Pokorny will be firmly planted in each of those fields as the newly appointed chief financial officer for the Spanish-speaking businesses of ESPN Latin America. The timing couldn't be better, with industry projections saying that Latin America's cable television penetration will expand rapidly over the next five years.
Pokorny has never strayed far from his roots. At Bowdoin College, he studied Latin American history and learned French. One year after he graduated, he landed at Chase Bank, doing derivative sales for Latin America. He enjoyed certain aspects of the job, but "financial instrument sales felt very far from the real world," he says.
After his first year at Tuck in 1999, Pokorny accepted a summer internship at a Boston consulting firm. When the firm offered him a full time job, it forced him to think about what he wanted to do with his life. "I'd always had an interest in media and entertainment," he says. "It was very deep inside of me, not at the superficial level."
The job offer, which he turned down, brought that interest to the surface, and he focused on media in his second year at Tuck, where he worked on entrepreneurship and film distribution in Latin America. That same year, Russell Wolff D'89, T'94, now executive vice president of ESPN International, came to campus as a visiting lecturer. Pokorny maneuvered his way into a dinner gathering with Wolff and told him about his background and his interest in media. "Interesting," Wolff said. "We should talk."
The conversation was supposed to happen on September 11, 2001. It never did. But, even as Pokorny moved to Los Angeles to be an executive trainee at Univision, and then to Puerto Rico to launch a new network for the company, the two stayed in touch. By early 2007, Pokorny was ready to move to New York. Wolff informed him of an open position as senior director of business development for ESPN International. Pokorny started that job a few months later, using his language skills and background to focus on Latin America. In his new Buenos Aires-based role, Pokorny is excited to be closer to the product. "Every aspect of the business is right within your reach," he says.
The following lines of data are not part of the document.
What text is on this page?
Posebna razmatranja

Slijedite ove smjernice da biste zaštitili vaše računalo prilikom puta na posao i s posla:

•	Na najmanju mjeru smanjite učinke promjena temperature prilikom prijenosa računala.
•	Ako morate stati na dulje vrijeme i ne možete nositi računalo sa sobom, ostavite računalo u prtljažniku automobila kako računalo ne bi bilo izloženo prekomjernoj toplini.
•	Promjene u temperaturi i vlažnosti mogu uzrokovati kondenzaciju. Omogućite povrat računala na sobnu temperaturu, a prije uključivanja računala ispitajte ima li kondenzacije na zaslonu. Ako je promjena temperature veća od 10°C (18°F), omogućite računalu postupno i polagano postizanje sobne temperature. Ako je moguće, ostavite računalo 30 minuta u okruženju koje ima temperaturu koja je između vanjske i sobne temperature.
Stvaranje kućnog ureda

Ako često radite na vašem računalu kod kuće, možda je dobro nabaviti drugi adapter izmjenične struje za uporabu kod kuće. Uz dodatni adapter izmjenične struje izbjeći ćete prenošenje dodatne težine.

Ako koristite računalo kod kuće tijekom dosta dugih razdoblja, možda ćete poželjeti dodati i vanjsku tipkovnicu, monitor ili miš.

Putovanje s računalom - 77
That product hit the airwaves in Latin America in 1989 as a signal that ESPN beamed from Bristol, Conn. Today, ESPN Latin America has two networks in each of the 17 countries in the region: one featuring local sports, the other showing pan-regional events. It also offers quality content in broadband format on its ESPN360 service and publishes ESPNdeportes.com. Depending on what country you're in, you can turn on ESPN LA and see NFL and MLB games, local soccer leagues, or rugby and polo matches. "We've been able to go to market providing coverage of major events, but also localized, niche sports, and we'll continue to push forward on that," he explains.
Reflecting on his career trajectory, Pokorny is struck by the importance of making and maintaining connections. "My foot in the door for every interview I had—at Chase, Univision, and then at ESPN—came through my network," he says. He's happy to be cultivating a different kind of network now.